Uh oh, thought Al. That wasn't going to go over very well. He watched his brother's eyes narrow. "You're one to talk. You were the one who nudged him again, just now," Ed pointed out.

"Well, I'm his commanding officer. You're not."

"Breda," Hawkeye said, smoothing the surface of the cake batter, "I really do need you to figure out the problem. The cake needs to get baking."

Again the man pulled himself out of the oven. He held the lighter in front of one eye, peering along its length.

"I smell gas," Falman frowned.

"The cake can't wait much longer," Hawkeye added.

"Seriously Breda," Havoc leaned forward again, "I can figure it out for you – "

"I can figure it out myself if you'd all just get off my – "

"That's enough." Mustang's clipped words cut them off. He whipped his right hand out of his pocket, tugging the ignition glove tight with the other. "Let a professional do this." He lifted the hand, flexed his fingers, and –


They appeared almost simultaneously: the flame and the white cloud that seemed to explode out of nowhere. It instantly engulfed the Colonel, utterly snuffing out the flame, and only slowly dissipating to reveal him standing there, arm still raised, coated entirely in white powder.

"What did I always say?" Hawkeye demanded, returning the now-empty box of baking soda to the counter. "Not in the house."

Mustang opened his eyes, two stark black holes in the expressionless white of his face. He blinked. "It wasn't that big a flame," he muttered, his mouth a dramatic slash across the white expanse.

Hawkeye leaned past him and snatched the lighter out of Breda's hand.

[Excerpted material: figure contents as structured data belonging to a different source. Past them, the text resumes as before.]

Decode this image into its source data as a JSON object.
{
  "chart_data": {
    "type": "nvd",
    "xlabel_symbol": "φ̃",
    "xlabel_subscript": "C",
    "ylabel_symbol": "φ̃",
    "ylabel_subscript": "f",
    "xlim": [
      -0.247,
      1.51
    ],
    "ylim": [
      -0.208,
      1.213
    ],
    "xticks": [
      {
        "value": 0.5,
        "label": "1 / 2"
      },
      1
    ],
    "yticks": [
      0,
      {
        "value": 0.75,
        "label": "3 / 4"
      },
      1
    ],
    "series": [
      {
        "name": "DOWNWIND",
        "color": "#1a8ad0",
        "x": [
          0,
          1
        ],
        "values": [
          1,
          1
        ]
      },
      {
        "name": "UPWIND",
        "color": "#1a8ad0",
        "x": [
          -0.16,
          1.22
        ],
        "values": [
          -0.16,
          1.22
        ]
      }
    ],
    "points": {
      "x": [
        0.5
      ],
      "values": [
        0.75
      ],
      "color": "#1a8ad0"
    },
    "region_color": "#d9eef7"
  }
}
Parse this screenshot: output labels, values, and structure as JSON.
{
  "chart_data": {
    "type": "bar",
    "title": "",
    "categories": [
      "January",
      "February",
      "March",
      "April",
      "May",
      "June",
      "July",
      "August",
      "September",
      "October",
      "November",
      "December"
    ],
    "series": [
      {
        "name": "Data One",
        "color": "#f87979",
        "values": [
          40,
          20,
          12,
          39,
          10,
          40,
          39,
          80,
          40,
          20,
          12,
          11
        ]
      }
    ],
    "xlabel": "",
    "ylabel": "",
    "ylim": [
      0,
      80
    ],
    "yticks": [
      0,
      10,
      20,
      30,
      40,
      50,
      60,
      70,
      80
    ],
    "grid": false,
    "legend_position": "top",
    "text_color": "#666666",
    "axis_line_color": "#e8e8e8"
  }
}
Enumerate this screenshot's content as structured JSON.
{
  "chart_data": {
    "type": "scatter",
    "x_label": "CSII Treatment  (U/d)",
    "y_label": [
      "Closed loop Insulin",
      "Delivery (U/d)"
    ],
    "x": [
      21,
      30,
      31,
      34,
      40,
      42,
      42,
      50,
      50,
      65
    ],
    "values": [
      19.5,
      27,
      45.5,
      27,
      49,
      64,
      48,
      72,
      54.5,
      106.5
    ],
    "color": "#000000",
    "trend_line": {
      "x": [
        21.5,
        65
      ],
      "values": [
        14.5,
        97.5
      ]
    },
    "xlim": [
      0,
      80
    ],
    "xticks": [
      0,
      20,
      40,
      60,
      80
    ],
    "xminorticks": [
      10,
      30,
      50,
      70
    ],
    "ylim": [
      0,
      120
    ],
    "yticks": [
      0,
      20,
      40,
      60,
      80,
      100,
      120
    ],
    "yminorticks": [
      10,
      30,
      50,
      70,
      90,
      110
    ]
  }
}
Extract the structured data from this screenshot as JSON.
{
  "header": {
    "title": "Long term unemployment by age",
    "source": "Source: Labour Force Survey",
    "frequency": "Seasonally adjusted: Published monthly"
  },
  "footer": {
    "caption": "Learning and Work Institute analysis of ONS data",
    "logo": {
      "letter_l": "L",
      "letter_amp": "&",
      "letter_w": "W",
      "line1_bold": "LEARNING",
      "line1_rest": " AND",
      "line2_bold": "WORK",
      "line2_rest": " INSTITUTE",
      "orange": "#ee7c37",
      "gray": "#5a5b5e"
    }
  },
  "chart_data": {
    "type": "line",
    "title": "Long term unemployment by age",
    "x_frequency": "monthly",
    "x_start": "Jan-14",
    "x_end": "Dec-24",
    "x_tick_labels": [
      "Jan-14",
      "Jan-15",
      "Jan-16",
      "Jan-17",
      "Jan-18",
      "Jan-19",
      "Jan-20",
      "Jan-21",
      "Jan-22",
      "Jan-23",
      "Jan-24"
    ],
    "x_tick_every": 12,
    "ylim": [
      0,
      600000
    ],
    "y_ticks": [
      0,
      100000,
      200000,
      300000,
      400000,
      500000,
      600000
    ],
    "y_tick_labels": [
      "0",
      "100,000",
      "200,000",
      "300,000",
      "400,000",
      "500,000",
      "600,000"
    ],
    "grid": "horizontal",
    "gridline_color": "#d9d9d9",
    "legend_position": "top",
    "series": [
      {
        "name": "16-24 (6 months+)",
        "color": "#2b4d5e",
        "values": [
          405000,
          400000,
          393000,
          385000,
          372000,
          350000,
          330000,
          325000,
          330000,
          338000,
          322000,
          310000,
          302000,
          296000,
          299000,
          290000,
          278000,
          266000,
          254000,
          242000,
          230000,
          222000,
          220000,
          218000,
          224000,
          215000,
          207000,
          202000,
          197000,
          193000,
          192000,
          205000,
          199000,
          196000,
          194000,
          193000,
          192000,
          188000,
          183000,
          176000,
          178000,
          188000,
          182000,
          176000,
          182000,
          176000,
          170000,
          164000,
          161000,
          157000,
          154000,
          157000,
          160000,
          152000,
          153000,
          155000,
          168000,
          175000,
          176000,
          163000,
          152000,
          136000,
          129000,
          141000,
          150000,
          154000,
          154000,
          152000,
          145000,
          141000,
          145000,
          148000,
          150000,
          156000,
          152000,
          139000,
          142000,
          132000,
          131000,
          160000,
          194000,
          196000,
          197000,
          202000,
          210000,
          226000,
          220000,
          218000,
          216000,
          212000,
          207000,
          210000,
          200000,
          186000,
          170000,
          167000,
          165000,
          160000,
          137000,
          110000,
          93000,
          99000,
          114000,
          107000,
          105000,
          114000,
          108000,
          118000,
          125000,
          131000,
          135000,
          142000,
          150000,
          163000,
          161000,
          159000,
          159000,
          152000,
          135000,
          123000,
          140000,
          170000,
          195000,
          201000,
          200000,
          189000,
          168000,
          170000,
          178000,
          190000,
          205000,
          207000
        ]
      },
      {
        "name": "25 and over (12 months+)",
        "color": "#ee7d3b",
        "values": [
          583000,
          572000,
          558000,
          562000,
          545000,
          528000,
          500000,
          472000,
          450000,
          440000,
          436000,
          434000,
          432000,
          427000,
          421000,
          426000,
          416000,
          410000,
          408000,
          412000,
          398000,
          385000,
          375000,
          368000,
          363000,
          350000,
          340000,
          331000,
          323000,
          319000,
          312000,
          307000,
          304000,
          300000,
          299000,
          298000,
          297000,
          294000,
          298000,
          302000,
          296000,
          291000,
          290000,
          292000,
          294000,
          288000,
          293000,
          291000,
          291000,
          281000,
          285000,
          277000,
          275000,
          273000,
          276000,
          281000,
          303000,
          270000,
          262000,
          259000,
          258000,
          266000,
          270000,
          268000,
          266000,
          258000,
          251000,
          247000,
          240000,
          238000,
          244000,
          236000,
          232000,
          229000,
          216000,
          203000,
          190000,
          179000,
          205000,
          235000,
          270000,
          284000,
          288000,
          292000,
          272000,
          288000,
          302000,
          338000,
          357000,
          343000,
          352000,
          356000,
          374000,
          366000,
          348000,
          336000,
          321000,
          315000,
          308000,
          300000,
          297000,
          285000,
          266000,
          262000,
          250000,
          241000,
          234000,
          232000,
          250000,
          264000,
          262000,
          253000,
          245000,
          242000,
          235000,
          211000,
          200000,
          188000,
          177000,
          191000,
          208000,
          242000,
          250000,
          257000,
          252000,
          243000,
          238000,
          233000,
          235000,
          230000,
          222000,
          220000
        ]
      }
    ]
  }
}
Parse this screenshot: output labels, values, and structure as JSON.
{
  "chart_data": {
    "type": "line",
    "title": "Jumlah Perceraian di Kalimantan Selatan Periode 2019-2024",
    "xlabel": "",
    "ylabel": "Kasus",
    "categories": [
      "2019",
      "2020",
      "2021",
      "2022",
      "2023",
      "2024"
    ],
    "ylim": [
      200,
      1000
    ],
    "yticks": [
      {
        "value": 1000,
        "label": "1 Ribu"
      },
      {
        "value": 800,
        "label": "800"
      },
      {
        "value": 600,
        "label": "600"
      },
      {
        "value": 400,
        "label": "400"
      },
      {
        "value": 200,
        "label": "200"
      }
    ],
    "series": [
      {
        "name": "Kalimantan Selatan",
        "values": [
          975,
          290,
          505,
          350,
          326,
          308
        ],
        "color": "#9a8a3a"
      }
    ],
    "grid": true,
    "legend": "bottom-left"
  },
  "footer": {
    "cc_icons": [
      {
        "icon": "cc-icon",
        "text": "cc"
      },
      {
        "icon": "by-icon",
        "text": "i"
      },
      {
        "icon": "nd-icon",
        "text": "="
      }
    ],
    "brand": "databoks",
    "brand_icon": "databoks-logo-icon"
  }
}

Grabbing a butter knife, she fiddled for a moment with a screw near the flint end. Then she leaned forward again, pressing the button. The element at the bottom of the oven lit with a whomp, using up the excess gas with a little flare before settling down to a low, steady burn. The woman shut the oven door, rinsed a cloth under the tap, and began wiping powder off the counter.

"Supper is almost ready," she reminded them briskly. "You'd all better wash up."

Slowly Mustang turned. Al's gaze was as riveted on his unnaturally white uniform, face, and hair as everyone else's. The Colonel lifted his head. "Dibs on the shower," he said, and walked slowly and with great dignity from the room, powder wafting in his wake like a trailing wedding veil.

The creak of his tread on the stairs in the hall was swallowed by the laughter that finally exploded into the kitchen. Even Hawkeye, with her back to the rest, could not stop her shoulders from shaking, Fuery had to remove his glasses to wipe the tears away, and Breda was positively choking as he threw himself onto his back and howled.

Ed looked over at his brother as he, too, roared with laughter, but Al groaned. He knew that expression of glee. "Baking soda!" the older brother exclaimed, the triumph of new and extremely useful knowledge unmistakable in his voice. "Baking soda!"